‘Enlighten’ isn’t
quite enlightening enough for players
By
Jamie Rowe
Online Forty-Niner
Editor in Chief
To enlighten: to give spiritual insight to (Merriam Webster).
While the concept behind the creation of the game Enlighten is good, the game
just plain sucks and is a mockery to the religions it’s attempting to
give spiritual insight into.
To win the game, two individual players or two teams of players have to move
their pieces (either a black or white pawn) around the board through six major
religion’s sections and two not so major religious sections. The major
religions included New Religious Movements, Christianity, Judaism, Hinduism,
Islam and Buddhism. The other religions are paganism and prehistoric.
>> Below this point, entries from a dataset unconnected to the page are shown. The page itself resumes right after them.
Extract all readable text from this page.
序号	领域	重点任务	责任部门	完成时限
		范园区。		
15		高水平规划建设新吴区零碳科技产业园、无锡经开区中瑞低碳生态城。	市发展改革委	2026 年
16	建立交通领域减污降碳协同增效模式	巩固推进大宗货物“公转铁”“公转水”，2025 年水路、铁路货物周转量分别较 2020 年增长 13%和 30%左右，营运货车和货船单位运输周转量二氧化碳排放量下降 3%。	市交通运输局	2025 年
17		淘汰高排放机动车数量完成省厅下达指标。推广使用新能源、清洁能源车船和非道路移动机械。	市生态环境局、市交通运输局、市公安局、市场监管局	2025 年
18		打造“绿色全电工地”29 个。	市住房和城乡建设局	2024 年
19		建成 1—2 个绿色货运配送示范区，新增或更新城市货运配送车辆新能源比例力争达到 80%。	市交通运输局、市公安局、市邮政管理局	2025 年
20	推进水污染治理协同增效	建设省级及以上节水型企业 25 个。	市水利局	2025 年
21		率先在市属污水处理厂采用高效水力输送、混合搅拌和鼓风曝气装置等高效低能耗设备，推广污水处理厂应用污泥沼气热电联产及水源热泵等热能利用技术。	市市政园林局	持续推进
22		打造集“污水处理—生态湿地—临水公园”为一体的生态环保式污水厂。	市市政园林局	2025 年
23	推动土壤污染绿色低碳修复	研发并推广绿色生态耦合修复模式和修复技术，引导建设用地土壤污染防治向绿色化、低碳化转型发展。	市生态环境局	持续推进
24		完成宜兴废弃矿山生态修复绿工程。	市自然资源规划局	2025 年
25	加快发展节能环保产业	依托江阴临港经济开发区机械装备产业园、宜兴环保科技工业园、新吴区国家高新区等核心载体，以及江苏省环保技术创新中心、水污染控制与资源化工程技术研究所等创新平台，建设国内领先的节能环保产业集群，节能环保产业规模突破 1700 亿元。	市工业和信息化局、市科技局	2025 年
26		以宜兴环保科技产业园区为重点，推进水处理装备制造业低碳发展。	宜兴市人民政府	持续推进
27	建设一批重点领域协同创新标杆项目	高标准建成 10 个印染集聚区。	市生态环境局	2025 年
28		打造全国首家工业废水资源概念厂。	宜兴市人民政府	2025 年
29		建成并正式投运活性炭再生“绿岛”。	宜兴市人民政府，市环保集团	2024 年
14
To move around the board, players roll an incredibly weird dice. Why is it
weird? Well, it’s six-sided, but has two ones and two threes, instead
of a five or four.
After rolling, players move their pieces clockwise around the board, landing
on numbered circles in each section. The numbers signify the difficulty of
the question that must be answered before a player can move on.
The questions themselves are completely ridiculous. They use trivial information
in a poor attempt to teach players about other religions. Like in the Buddhism
section, “In what year did China invade Tibet and the 14th Dalai Lama
becomes a leader in exile?” This is more of a history lesson than a lesson
about religion.
After going around the board once (players pick which religion’s section
they want to start in), players can move into the Enlighten circle, where they
must name the source, speaker or religion of particular quotes before moving
on the next roll. This might be the only education section of the game, but
quotes mean nothing out of context.
Also on the board are “Life’s Rough Patch” spots, which force
the player who lands on the circle to perform a religious rite of whatever
religion’s section he or she is in, unless they land on a rough patch
in the paganism, prehistoric or enlighten areas, the other player or team gets
to choose from a book.
The rites include Buddhism’s three prostrations, Christianity’s
genuflecting, Judaism’s Shabbat prayer, Hinduism’s lotus position
and om prayer and Islam’s “Sufi whirling dervish dance and chanting
the 99 names of Allah,” (of which they only use three names).
This game can be equated with something sold on MadTV’s Spishak commercials.
This game is a stupid way to educate a person about a religion. It’s
like creating a game about races filled with stereotypes.
On top of the flippant questions, the instructions for the game are incredibly
difficult to understand. A newsroom full of college students couldn’t
figure out this game. I don’t think teenagers (the game is for 16 and
up) will want to spend the time to figure it out.